The results of our analysis are coherent with the existing study which analyses the multifractal nature of the Indian stock market indices. We note from Table 2, that the value of H for stocks like Airtel, CAIRN and OIL India are less than 0.5, which indicate that the series are anti-persistent, and the results from DFA plots show that they are multifractal, also the Hurst surface for these stocks are unvaried, when compared to stocks that have H value greater than 0.5. A closer examination on the nature of the series is shown through the tabulated values of H(q) in Table 3. The varying nature of the fluctuation function with respect to the different values of the order parameter indicate the presence of long memory in the returns among stocks with highest market capitalisation in the Indian stock market. It was observed that the behavior of stock return prices does not have independent increments as assumed but showed dependency, evident from fractal characteristics such as multifractality and scaling. This empirical study analyses the presence of multifractality (Kantelhardt et al., 2002; Saichev & Sornette, 2006), nonlinear correlations and time scaling in the asset returns of stocks in NIFTY index, evidenced by the results of DFA, MFDFA, multifractal spectrum plots and MMA analysis.

It is inferred from the results of our study that, the movement of the stock returns in the index is not random, so the validity of EMH cannot be confirmed. Our analyses examines the fractality of each stock, this way the individual behavior of the stock is accounted for and not cancelled out. Our analysis examines the property of long-range dependence of stock returns and the results suggest the presence of multifractality in in the asset returns of stocks in NIFTY index. Consequently, there may be the scope for earning abnormal returns in the short run. Such evidence against the random walk behaviour implies predictability in market dynamics which is inconsistent with EMH.

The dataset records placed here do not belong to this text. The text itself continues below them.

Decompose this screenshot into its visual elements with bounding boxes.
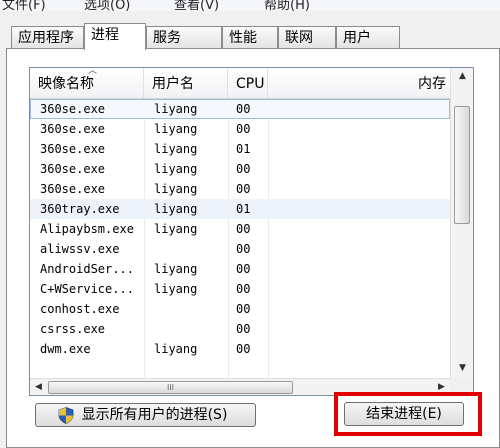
- process-name: 360se.exe: [40, 182, 106, 196]
- tab-users[interactable]: 用户: [336, 26, 400, 48]
- horizontal-scrollbar[interactable]: ◀ III ▶: [30, 378, 450, 395]
- process-cpu: 00: [236, 262, 251, 276]
- show-all-users-processes-button[interactable]: 显示所有用户的进程(S): [35, 403, 256, 427]
- table-row[interactable]: Alipaybsm.exe liyang 00: [30, 219, 450, 239]
- tab-applications[interactable]: 应用程序: [11, 26, 84, 48]
- table-row[interactable]: C+WService... liyang 00: [30, 279, 450, 299]
- menu-help[interactable]: 帮助(H): [264, 0, 310, 11]
- column-memory-label: 内存: [418, 76, 446, 92]
- menu-view[interactable]: 查看(V): [174, 0, 219, 11]
- column-image-name-label: 映像名称: [38, 76, 94, 92]
- table-row[interactable]: 360se.exe liyang 01: [30, 139, 450, 159]
- table-row[interactable]: csrss.exe 00: [30, 319, 450, 339]
- end-process-button[interactable]: 结束进程(E): [344, 402, 464, 426]
- menu-file[interactable]: 文件(F): [2, 0, 46, 11]
- process-name: Alipaybsm.exe: [40, 222, 134, 236]
- process-name: conhost.exe: [40, 302, 120, 316]
- process-user: liyang: [154, 342, 198, 356]
- table-row[interactable]: 360tray.exe liyang 01: [30, 199, 450, 219]
- process-name: 360se.exe: [40, 122, 106, 136]
- column-image-name[interactable]: ︿ 映像名称: [30, 68, 144, 98]
- column-cpu-label: CPU: [236, 76, 265, 92]
- process-cpu: 00: [236, 282, 251, 296]
- process-user: liyang: [154, 202, 198, 216]
- scroll-up-icon[interactable]: ▲: [451, 68, 473, 84]
- tab-performance[interactable]: 性能: [222, 26, 278, 48]
- process-user: liyang: [154, 282, 198, 296]
- end-process-label: 结束进程(E): [366, 406, 442, 422]
- table-row[interactable]: conhost.exe 00: [30, 299, 450, 319]
- column-user[interactable]: 用户名: [144, 68, 228, 98]
- process-cpu: 00: [236, 242, 251, 256]
- list-header: ︿ 映像名称 用户名 CPU 内存: [30, 68, 450, 99]
- process-name: dwm.exe: [40, 342, 91, 356]
- scroll-down-icon[interactable]: ▼: [451, 360, 473, 376]
- tab-networking[interactable]: 联网: [278, 26, 336, 48]
- scroll-left-icon[interactable]: ◀: [30, 379, 47, 395]
- process-rows: 360se.exe liyang 00 360se.exe liyang 00 360s…: [30, 99, 450, 359]
- process-cpu: 00: [236, 302, 251, 316]
- process-cpu: 00: [236, 102, 251, 116]
- process-name: 360se.exe: [40, 102, 106, 116]
- vertical-scrollbar[interactable]: ▲ ▼: [450, 68, 473, 378]
- uac-shield-icon: [58, 407, 74, 424]
- process-cpu: 01: [236, 202, 251, 216]
- process-cpu: 00: [236, 162, 251, 176]
- process-list[interactable]: ︿ 映像名称 用户名 CPU 内存 360se.exe liyang 00 360s…: [29, 67, 474, 396]
- show-all-users-processes-label: 显示所有用户的进程(S): [81, 407, 228, 423]
- table-row[interactable]: 360se.exe liyang 00: [30, 119, 450, 139]
- process-name: 360se.exe: [40, 162, 106, 176]
- process-cpu: 00: [236, 222, 251, 236]
- process-cpu: 00: [236, 322, 251, 336]
- table-row[interactable]: aliwssv.exe 00: [30, 239, 450, 259]
- column-cpu[interactable]: CPU: [228, 68, 268, 98]
- process-user: liyang: [154, 122, 198, 136]
- process-cpu: 00: [236, 122, 251, 136]
- process-user: liyang: [154, 182, 198, 196]
- process-cpu: 00: [236, 342, 251, 356]
- process-name: AndroidSer...: [40, 262, 134, 276]
- table-row[interactable]: 360se.exe liyang 00: [30, 99, 450, 119]
- process-name: csrss.exe: [40, 322, 106, 336]
- table-row[interactable]: AndroidSer... liyang 00: [30, 259, 450, 279]
- process-cpu: 00: [236, 182, 251, 196]
- tab-strip: 应用程序 进程 服务 性能 联网 用户: [0, 23, 500, 50]
- menu-bar: 文件(F) 选项(O) 查看(V) 帮助(H): [0, 0, 500, 11]
- process-cpu: 01: [236, 142, 251, 156]
- table-row[interactable]: dwm.exe liyang 00: [30, 339, 450, 359]
- table-row[interactable]: 360se.exe liyang 00: [30, 159, 450, 179]
- table-row[interactable]: 360se.exe liyang 00: [30, 179, 450, 199]
- tab-processes[interactable]: 进程: [84, 23, 146, 50]
- process-name: 360tray.exe: [40, 202, 120, 216]
- scrollbar-corner: [450, 378, 473, 395]
- vertical-scroll-thumb[interactable]: [454, 106, 470, 224]
- tab-services[interactable]: 服务: [146, 26, 222, 48]
- process-name: aliwssv.exe: [40, 242, 120, 256]
- process-user: liyang: [154, 262, 198, 276]
- process-user: liyang: [154, 162, 198, 176]
- process-name: C+WService...: [40, 282, 134, 296]
- process-name: 360se.exe: [40, 142, 106, 156]
- process-user: liyang: [154, 102, 198, 116]
- horizontal-scroll-thumb[interactable]: III: [48, 381, 293, 394]
- process-user: liyang: [154, 142, 198, 156]
- column-memory[interactable]: 内存: [268, 68, 450, 98]
- process-user: liyang: [154, 222, 198, 236]
- scroll-right-icon[interactable]: ▶: [433, 379, 450, 395]
- column-user-label: 用户名: [152, 76, 194, 92]
- menu-options[interactable]: 选项(O): [84, 0, 130, 11]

The long memory present in the asset returns of top ten NIFTY index stocks with highest market capitalisation provides additional evidence in favour of the Adaptive Market Hypothesis (AMH) and partially explains why profitable trading strategies become unprofitable and vice versa, and also the necessity of switching between trading strategies. Therefore, our study presents statistically significant results to confirm the invalidity of EMH with respect to asset returns of NIFTY stocks. Moreover, a deeper understanding of market sentiments, multifractal properties and the related causes of time-varying persistence are likely to be of interest for economic policies, striving to stabilize markets.